Marina dit/
Anne dit/
Il était maintenant face contre terre et se débattait de tout son petit être musclé. Elle n'entendait plus les sons, tout était brumeux, et l'extrême colère qui l'habitait quelques minutes auparavant avait complètement disparue, emportant avec elle tout le reste de l'énergie qui la tenait debout.
Etait-ce
bien son petit garçon à elle qui hurlait à travers tout le supermarché de son
cri le plus strident ? Elle tomba à genou à côté de lui. Tous les deux au
sol, sur le carrelage froid, au milieu du rayon chocolat et bonbons, au milieu
des clients indignés de voir cette mère et son vilain petit garçon. Ce petit et
sa comédie, ce petit et sa mère qui ne savait pas l'éduquer, ce petit et sa
mère qui… Moi, jamais, de mon temps, ah non…C'est incroyable comme les jeunes
parents ne savent pas s'y prendre avec leurs enfants… Moi, je lui en aurais mis
une bonne et je vais vous dire c'était réglé, hein, il ne moufterait pas...
Roxanne
sentit un frisson lui traverser l'échine, un air glacé. La glace de ces
vieilles commères qui savaient tout mieux que tout le monde. Et surgie du
passé, la glace de sa mère, de ses jolis tailleurs propres et beiges, de sa
taille fine, de sa tête haute. Sa mère qui avait eu si peur qu’elle se tienne
mal et qu'elle lui fasse honte. Sa mère pour qui elle s'était escrimée à être la
petite fille la plus sage du monde. Sa mère dont elle n'avait pas goûté les
bras : le délice de cet abandon contenu jusqu'à sentir deux petites ailes pousser
là, au creux des épaules, et l’appel du large.
Elle
se souvint de ce visage maternel, quand elle-même avait fait le grand pas, et
des paroles assenées : ne pas trop se fatiguer, ne pas le gâter, lui
coller une tétine s’il faisait des caprices et se réjouir le jour où enfin il
ferait ses nuits. Elle avait oublié de lui dire d’admirer ses longs regards qui
sembleraient venir d’une autre dimension, de sentir son odeur sucrée, d’écouter
sa respiration et ses adorables petits sursauts dans le sommeil ; ça et
toutes les autres choses minuscules et sans importance.
Elle
se souvint des puéricultrices, de leurs conseils qui avaient sonné comme des
ordres pour qu’elle leurs confie son bébé la nuit : Madame, il faut vous
économiser ! Et les nuits sans lui, à oublier que ses seins se gorgeaient
d'amour, à oublier qu'elle aurait juste voulu coller son petit corps contre le
sien. Ces nuits à oublier qu'elle n'osait pas, ces nuits pour ne plus jamais
oser devenir la louve qu'elle aurait pu laisser surgir du fond de ses tripes.
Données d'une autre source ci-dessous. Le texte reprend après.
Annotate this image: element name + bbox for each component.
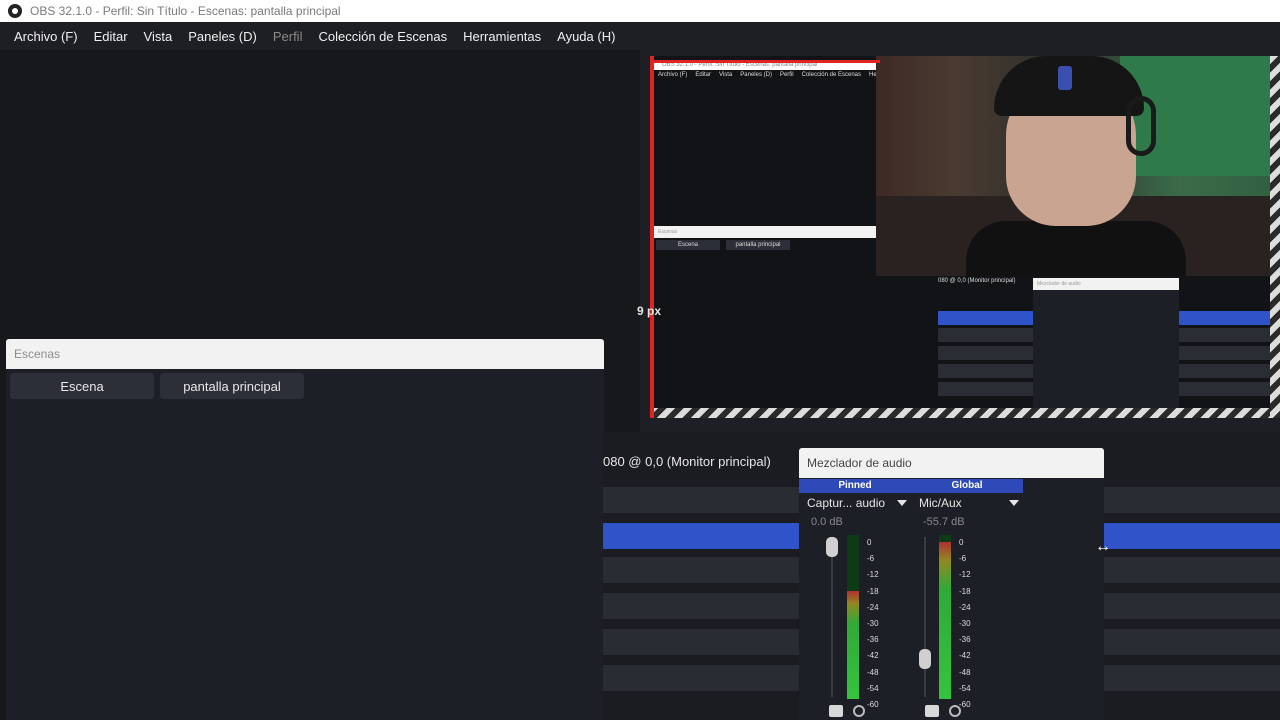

Adieu louve et tripes, bonjour air glacé, merci Maman.
Il
s'était mis debout à côté d'elle, il la regardait de ses grands yeux délavés,
les joues piquées de rouge, le nez laissant couler un peu du liquide
transparent jusqu'à sa bouche. Ses grands yeux inquiets et surpris de la voir à
terre, laisser couler ses larmes, lâcher les armes et le rejoindre au meilleur
endroit où l'on puisse se tenir après tout dans un supermarché. Pour voir le spectacle
des chariots qui passaient, remplis des caprices de l'un et des nécessités de
l'autre, remplis de la vie des gens, elle-même remplie par cette quantité de
produits inutiles et indispensables.
Elle
l'attrapa contre elle comme une chatte, et s'adossa aux dizaines de plaquettes
de chocolat qui trônaient dans le rayonnage. Elle tourna la tête vers la perspective en long qui avait l'air soudain de vomir des kilogrammes de sucre et de friandises
criardes ; les couleurs saturées, les papiers brillants, les paquets
entassés.
Elle
se revit quelques minutes auparavant, guidant son chariot d’un pas rapide, se dépêchant
de le remplir de tous les repas équilibrés de la semaine : les légumes les
fruits et les laitages, la pub du ministère, la bonne conscience et le devoir
d'être en bonne santé. Et son petit garçon qui voyait échapper à ses mains tout
les trésors qu’il apercevait: les attraper ces gros yoghourts au chocolat, les
engloutir, courir partout et grimper sur les caisses… Je peux descendre
Maman ? Et son mari qui l'attendait dans la voiture, et se dépêcher, et
non non non, je t'ai dit non… Je peux descendre Maman ? Non c'est non, ça
suffit et si tu continues ça va mal aller… Maman ? Attention, méfies-toi…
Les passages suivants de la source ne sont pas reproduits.